Differentiate the function.
g(u) = sqrt(2)u+sqrt(7u)
g'(u)=?
Can somebody get me started maybe with the first two steps and then from there Ill try finishing it and then come back on and post the answer I get.
when a is a constant, g'(au) = a g'
You know that if
y=2x, y'=2(1)
y=3x^7, y' = 3(7x^6)
The constant is just a multiplier, and carries through.
So, what you have is
g = √2 u + √7√u
To differentiate the function g(u) = sqrt(2)u + sqrt(7u), we need to find the derivative of each term separately and then add them together.
First, let's find the derivative of the first term sqrt(2)u. To do this, we can use the power rule for differentiation, which states that if we have a function of the form f(x) = x^n, then its derivative is f'(x) = nx^(n-1).
In this case, we have sqrt(2)u, which can be written as (2^(1/2))u. By applying the power rule, the derivative of this term is (1/2)(2^(1/2))u^(1-1) = (1/2)(2^(1/2))u^0 = (1/2)(2^(1/2)) = (2^(1/2))/2 = sqrt(2)/2.

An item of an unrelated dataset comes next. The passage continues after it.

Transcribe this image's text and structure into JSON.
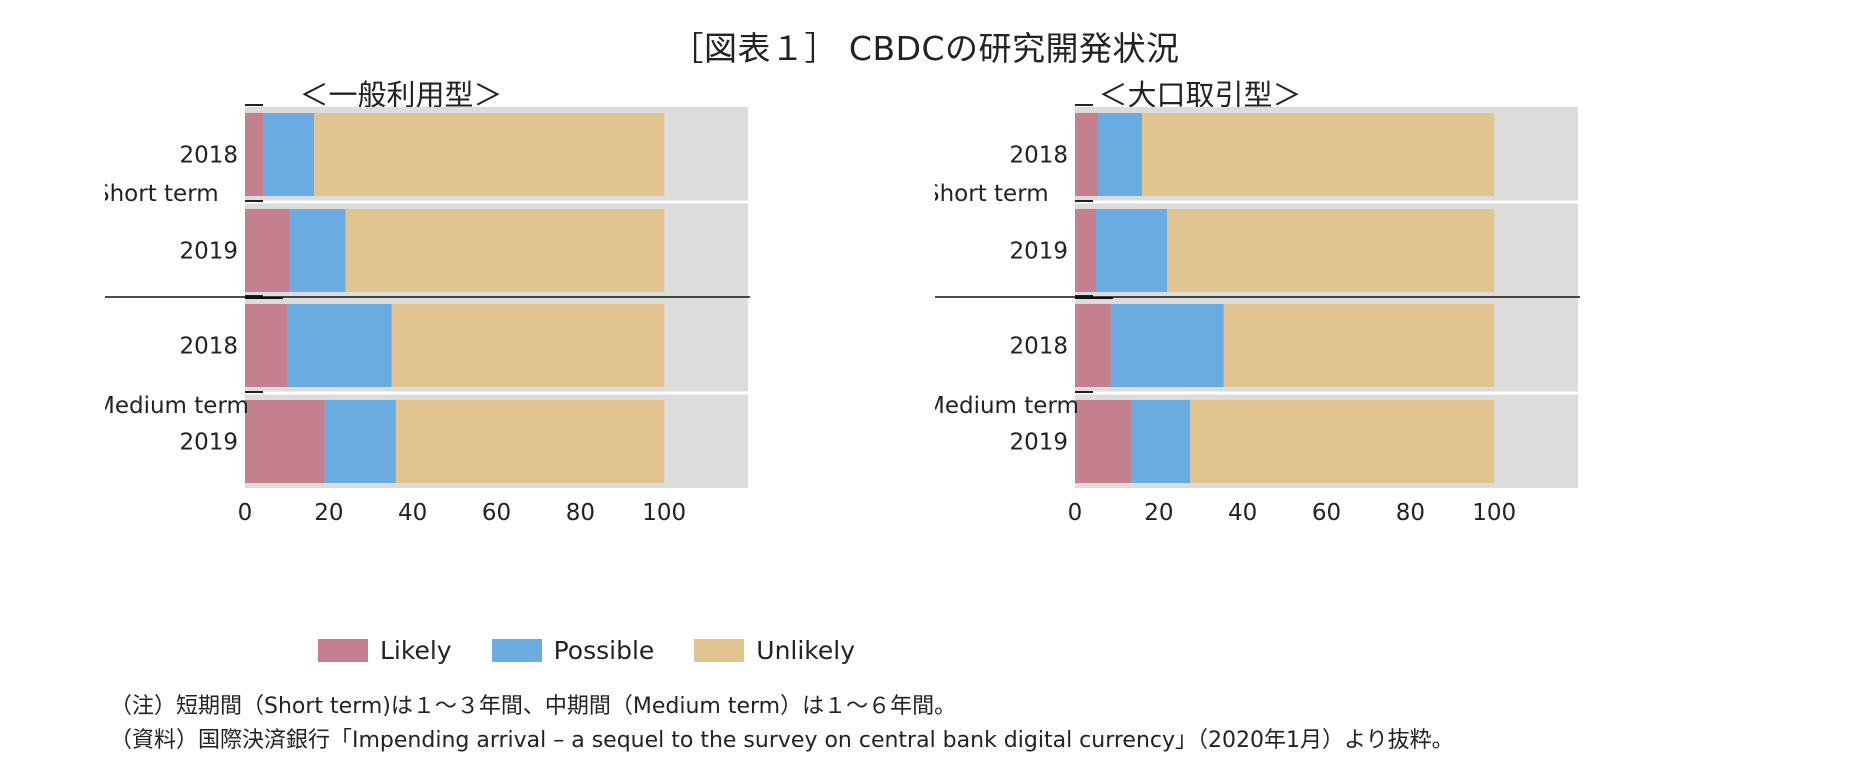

Now, let's find the derivative of the second term sqrt(7u). Using the power rule, we have (7u)^(1/2). Again applying the power rule, the derivative of this term is (1/2)(7u)^(1/2 - 1) = (1/2)(7u)^(-1/2) = (1/2)(1/sqrt(7u)) = 1/(2sqrt(7u)).
Finally, we add the derivatives of both terms to get the derivative of the entire function g(u):
g'(u) = sqrt(2)/2 + 1/(2sqrt(7u))
Therefore, the derivative of the function g(u) is g'(u) = sqrt(2)/2 + 1/(2sqrt(7u)).